Lucas utiliza en su relato de Pentecostés dos palabras para «hablar». La primera es lalein, que realmente significa «cotillear, charlar, hablar con los demás en un tono familiar». Los discípulos hablan con total naturalidad en lenguas extrañas, como en un tono familiar. Y todos pueden entenderse. Eso maravilla a las personas de distintas nacionalidades y se preguntan: «¿No son galileos todos los que hablan? Pues, ¿cómo nosotros los oímos cada uno en nuestra lengua materna?» (He 2,7-8). La otra palabra es apophtheggesthai. Significa «hablar apasionadamente, hablar extáticamente». Los discípulos no hablan de cualquier cosa, sino que anuncian «las grandezas de Dios» (He 2,11). Las personas se dejan contagiar por el entusiasmo de los discípulos: «Todos fuera de sí y desconcertados» (He 2,12).
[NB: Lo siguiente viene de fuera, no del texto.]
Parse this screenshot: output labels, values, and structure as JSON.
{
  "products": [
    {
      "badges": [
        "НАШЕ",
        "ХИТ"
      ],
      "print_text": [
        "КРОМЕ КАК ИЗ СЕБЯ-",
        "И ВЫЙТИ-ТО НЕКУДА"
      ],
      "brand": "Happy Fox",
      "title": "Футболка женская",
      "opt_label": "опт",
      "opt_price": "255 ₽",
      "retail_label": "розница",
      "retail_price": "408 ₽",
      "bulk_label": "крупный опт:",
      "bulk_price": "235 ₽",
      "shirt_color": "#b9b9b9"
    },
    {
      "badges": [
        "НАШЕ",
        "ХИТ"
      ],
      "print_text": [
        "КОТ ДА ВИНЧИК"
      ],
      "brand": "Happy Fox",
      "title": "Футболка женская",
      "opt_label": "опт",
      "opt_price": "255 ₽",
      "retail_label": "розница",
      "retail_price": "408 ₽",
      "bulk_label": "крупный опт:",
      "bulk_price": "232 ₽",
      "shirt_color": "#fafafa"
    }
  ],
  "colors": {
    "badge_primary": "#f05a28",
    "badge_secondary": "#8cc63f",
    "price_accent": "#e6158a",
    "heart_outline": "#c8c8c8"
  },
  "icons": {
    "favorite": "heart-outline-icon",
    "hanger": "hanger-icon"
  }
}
El Espíritu Santo faculta para hablar una nueva lengua, un idioma que todos comprenden y facilita un discurso apasionado que contagia y enciende a los demás. Hoy en día, en la Iglesia nos quejamos de nuestra estupefacción. Apenas podemos hablar los unos con los otros. Nos hablamos sin entendernos, como las personas de Babilonia. Los representantes de las distintas corrientes ya no pueden comunicarse. Para los demás nuestra lengua está vacía. Ya no alcanzamos a las personas. Tienen la impresión de que el idioma eclesiástico se ha convertido en un «idioma privilegiado» que ya no emociona ni interesa a nadie. Un periodista plasmó así la futilidad del lenguaje eclesiástico: «Dios no está muerto. Sólo se ha dormido en el sermón del domingo». Evidentemente no podemos hablar de Dios como lograron hacerlo los discípulos en Pentecostés. Nuestro idioma no conmueve al corazón humano. En muchos sermones se tiene la impresión de que se habla bien, pero que no llega a las personas. No mueve nada en sus corazones.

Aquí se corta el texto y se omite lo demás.